Reputation: 2854
I have some trouble importing a text file seperated by space / multiple spaces that also contains columns with strings that have spaces that should not be interpreted as seperators!
The table has no column names and a maximum of 9 columns. Column 6 is cmoprised by a string with spaces in it. Columns 4, 7, 8, 9 are optional and partly missing.
My idea was to use the fixed column widths when reading the table but was technically not able to achieve this..
Here is the file-url: ftp://ftp.ncdc.noaa.gov/pub/data/ghcn/daily/ghcnd-stations.txt
Because read.table throws an error,
> read.table("ftp://ftp.ncdc.noaa.gov/pub/data/ghcn/daily/ghcnd-stations.txt",sep="")

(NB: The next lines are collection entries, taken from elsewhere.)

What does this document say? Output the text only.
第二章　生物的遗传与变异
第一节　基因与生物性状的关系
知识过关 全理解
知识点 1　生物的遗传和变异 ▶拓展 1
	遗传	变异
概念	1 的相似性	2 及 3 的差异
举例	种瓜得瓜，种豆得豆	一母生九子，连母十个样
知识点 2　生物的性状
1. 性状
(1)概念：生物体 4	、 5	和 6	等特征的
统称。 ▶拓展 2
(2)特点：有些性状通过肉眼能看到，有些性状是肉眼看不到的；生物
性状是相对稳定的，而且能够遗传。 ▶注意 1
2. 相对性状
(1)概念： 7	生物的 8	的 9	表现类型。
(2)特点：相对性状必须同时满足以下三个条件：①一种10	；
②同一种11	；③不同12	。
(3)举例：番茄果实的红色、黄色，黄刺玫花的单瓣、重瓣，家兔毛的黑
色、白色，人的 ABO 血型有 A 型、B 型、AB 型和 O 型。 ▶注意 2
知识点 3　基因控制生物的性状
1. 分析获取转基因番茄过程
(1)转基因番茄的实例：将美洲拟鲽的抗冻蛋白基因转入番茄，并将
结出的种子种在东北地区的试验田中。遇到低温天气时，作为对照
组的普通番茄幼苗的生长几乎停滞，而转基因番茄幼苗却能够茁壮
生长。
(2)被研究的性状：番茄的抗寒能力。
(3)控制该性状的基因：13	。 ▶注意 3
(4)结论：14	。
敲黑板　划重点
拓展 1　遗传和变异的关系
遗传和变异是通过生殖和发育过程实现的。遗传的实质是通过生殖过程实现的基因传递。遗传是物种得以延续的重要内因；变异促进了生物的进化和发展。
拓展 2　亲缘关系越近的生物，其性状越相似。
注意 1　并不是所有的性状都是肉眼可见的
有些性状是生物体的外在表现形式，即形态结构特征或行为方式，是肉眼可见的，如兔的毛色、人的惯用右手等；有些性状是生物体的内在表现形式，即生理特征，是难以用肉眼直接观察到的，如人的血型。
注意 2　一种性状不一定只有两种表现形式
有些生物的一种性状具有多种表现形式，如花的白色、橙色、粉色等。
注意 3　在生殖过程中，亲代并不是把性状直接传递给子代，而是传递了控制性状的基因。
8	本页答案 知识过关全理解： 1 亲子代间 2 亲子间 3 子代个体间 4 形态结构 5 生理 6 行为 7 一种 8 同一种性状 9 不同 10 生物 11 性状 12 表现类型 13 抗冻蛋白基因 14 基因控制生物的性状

Fehler in scan(file, what, nmax, sep, dec, quote, skip, nlines, na.strings, :
Zeile 1 hatte keine 9 Elemente
I did this instead
lines <- readLines("ftp://ftp.ncdc.noaa.gov/pub/data/ghcn/daily/ghcnd-stations.txt")
Here's a sample of lines
:
a <- c("USC00080211 29.7258 -85.0206 6.1 FL APALACHICOLA AIRPORT HCN 72220",
"USC00080228 27.2181 -81.8739 9.1 FL ARCADIA HCN ",
"USC00080236 27.1819 -81.3508 42.7 FL ARCHBOLD BIO STN ",
"USC00080369 27.5947 -81.5267 46.9 FL AVON PARK 2 W ",
"USC00080374 27.6000 -81.5000 46.0 FL AVON PARK 1 NW ",
"USC00080390 27.8500 -81.5167 38.1 FL BABSON PARK 1 ENE ",
"USC00080414 24.6589 -81.2761 0.9 FL BAHIA HONDA SP ",
"USC00080478 27.8986 -81.8433 38.1 FL BARTOW HCN ",
"ACW00011604 17.1167 -61.7833 10.1 ST JOHNS COOLIDGE FLD ",
"ACW00011647 17.1333 -61.7833 19.2 ST JOHNS ",
"AE000041196 25.3330 55.5170 34.0 SHARJAH INTER. AIRP GSN 41196"
)
tf <- tempfile(fileext=".txt")
writeLines(a,tf)
shell.exec(tf)
#read.table(tf, sep = "", ??)
Upvotes: 0
Views: 1381
Reputation: 13103
I recently encountered an issue that matches the title of this post. Albeit my problem was much simpler than the one in the body of the original post. I could not find a solution to my issue anywhere. Given how much trouble this issue caused me I thought I would go ahead and post my solution here in the hope it might be helpful to others.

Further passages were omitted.